The question whether this defence can be accepted is a matter of attribution4 and whether it has to be judged in accordance with the standards of section 6:98 DCC. Except for a defence based on attribution, there is also a possible defence with respect to the condicio sine qua non.5 After all, for the investors who were directly or indirectly misled by the prospectus there is a possibility that they would have incurred a loss even if the prospectus had not been misleading. These losses would have been incurred if one had invested in an alternative investment project of which the securities price would also have been affected by the same negative market sentiment. The publisher 's or distributor's defence could be that the investors would have incurred the losses as a result of the fall in the securities price anyway.6 Even though we do not have any dogmatic objection against the acceptance of this kind of defence, there is a difficulty with respect to the division of the burden of proof. Which party bears the burden of proof with respect to the claim that in the hypothetical situation in which the investor had not invested in the securities onder dispute, the investor would have incurred the same losses due to the fall in the securities price of the alternative investment project? Does the investor have to prove that in the absence of the misleading prospectus he would not have invested in another loss making investment project? Or does the publisher or distributor have to prove that the investor would also have incurred losses on the alternative investments in any case?

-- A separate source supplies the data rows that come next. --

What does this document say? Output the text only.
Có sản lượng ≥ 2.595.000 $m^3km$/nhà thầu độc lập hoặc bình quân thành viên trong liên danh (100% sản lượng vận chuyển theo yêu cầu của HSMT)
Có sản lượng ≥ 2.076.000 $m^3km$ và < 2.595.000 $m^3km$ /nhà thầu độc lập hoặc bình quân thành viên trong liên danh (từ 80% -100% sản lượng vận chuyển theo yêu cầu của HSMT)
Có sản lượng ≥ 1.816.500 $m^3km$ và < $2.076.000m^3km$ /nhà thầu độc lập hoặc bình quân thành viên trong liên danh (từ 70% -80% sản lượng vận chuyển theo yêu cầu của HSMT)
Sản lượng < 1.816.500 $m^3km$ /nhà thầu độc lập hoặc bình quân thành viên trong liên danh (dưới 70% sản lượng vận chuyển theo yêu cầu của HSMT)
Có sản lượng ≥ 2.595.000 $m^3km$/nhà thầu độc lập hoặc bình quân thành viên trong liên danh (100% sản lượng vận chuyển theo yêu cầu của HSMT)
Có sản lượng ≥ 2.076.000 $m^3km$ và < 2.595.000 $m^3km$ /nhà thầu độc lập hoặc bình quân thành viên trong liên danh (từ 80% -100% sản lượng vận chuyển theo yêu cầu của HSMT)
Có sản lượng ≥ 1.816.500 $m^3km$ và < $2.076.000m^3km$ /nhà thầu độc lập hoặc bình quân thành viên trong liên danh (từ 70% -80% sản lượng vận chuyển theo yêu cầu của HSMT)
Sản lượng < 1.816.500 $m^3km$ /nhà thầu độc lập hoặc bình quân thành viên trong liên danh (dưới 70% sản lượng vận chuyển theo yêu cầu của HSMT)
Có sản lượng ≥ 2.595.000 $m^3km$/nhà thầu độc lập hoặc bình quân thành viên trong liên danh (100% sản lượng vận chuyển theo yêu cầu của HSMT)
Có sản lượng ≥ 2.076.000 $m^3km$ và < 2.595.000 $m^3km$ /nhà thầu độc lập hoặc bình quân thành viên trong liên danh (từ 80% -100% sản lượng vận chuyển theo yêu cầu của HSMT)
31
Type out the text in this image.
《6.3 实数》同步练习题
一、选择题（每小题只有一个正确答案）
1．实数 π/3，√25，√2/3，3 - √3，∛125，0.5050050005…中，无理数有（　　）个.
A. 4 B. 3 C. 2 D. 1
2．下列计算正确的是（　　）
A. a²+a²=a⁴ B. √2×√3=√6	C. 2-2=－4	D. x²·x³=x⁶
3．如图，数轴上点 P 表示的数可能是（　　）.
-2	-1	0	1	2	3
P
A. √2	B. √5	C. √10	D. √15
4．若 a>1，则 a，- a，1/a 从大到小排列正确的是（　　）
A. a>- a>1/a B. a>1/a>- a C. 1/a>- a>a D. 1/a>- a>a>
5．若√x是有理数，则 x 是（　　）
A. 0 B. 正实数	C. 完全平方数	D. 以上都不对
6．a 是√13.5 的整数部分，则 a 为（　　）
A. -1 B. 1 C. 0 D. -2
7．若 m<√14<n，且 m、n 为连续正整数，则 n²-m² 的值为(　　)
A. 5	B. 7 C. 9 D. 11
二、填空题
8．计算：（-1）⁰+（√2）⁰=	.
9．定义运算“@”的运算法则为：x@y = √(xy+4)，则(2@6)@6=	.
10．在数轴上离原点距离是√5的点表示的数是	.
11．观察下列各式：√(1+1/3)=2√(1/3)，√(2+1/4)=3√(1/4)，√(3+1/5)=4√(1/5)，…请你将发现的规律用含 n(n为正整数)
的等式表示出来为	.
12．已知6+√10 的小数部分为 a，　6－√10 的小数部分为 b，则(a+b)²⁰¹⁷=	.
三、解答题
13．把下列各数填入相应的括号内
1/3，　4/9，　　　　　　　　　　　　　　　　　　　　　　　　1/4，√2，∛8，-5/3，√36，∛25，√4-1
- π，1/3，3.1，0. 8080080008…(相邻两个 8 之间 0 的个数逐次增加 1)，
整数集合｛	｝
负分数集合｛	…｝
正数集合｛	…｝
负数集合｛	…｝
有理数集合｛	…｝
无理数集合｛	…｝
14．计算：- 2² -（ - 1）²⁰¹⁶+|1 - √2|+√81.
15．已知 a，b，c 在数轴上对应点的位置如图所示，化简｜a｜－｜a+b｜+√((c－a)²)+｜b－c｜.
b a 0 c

In accordance with the principle tule of section 150 of the Dutch Code of Civil Procedure, the investor has to prove the condicio sine qua non connection and the losses incurred. There is no reason to change this tule with respect to the abovementioned defence. Therefore, the investor has to prove that in the hypothetical situation without misleading prospectus he would not have invested in another investment project that was also subject to a fall in its securities price. However, one could argue that the requirements with respect to this evidence should not be too strict. The first reason is that the investor would be in a very difficult position to prove how he would have profitably invested in a hypothetical situation. It is impossible to establish with complete certainty these kinds of hypothetical facts. Secondly it is rather undesirable to render it difficult for the investor to refute the claim that he would have made a loss making investment decision even without the misleading prospectus. It is no different from stating that the investor was unable to have made an investment decision that avoided the general market sentiment. For these reasons this defence may not be accepted too leniently.
In its decision about this defence, the court has to consider primarily the past investment experience of the individual investor. If the investor has a track record of high-risk investments or if the track record shows that he follows movements in the general securities market, the publisher 's or distributor 's defence is more acceptable. The other circumstances of the case will determine whether it is likely that the investor was not inclined to follow the market trend this time. If the investor can demonstrate that he has a risk-averse investment profile7 and/or that in the past he saved all his money in a savings deposit account instead of investing in securities, the claimant has sufficiently refuted the defendant's argument, taking into account the lenient assessment of the evidence we argued for.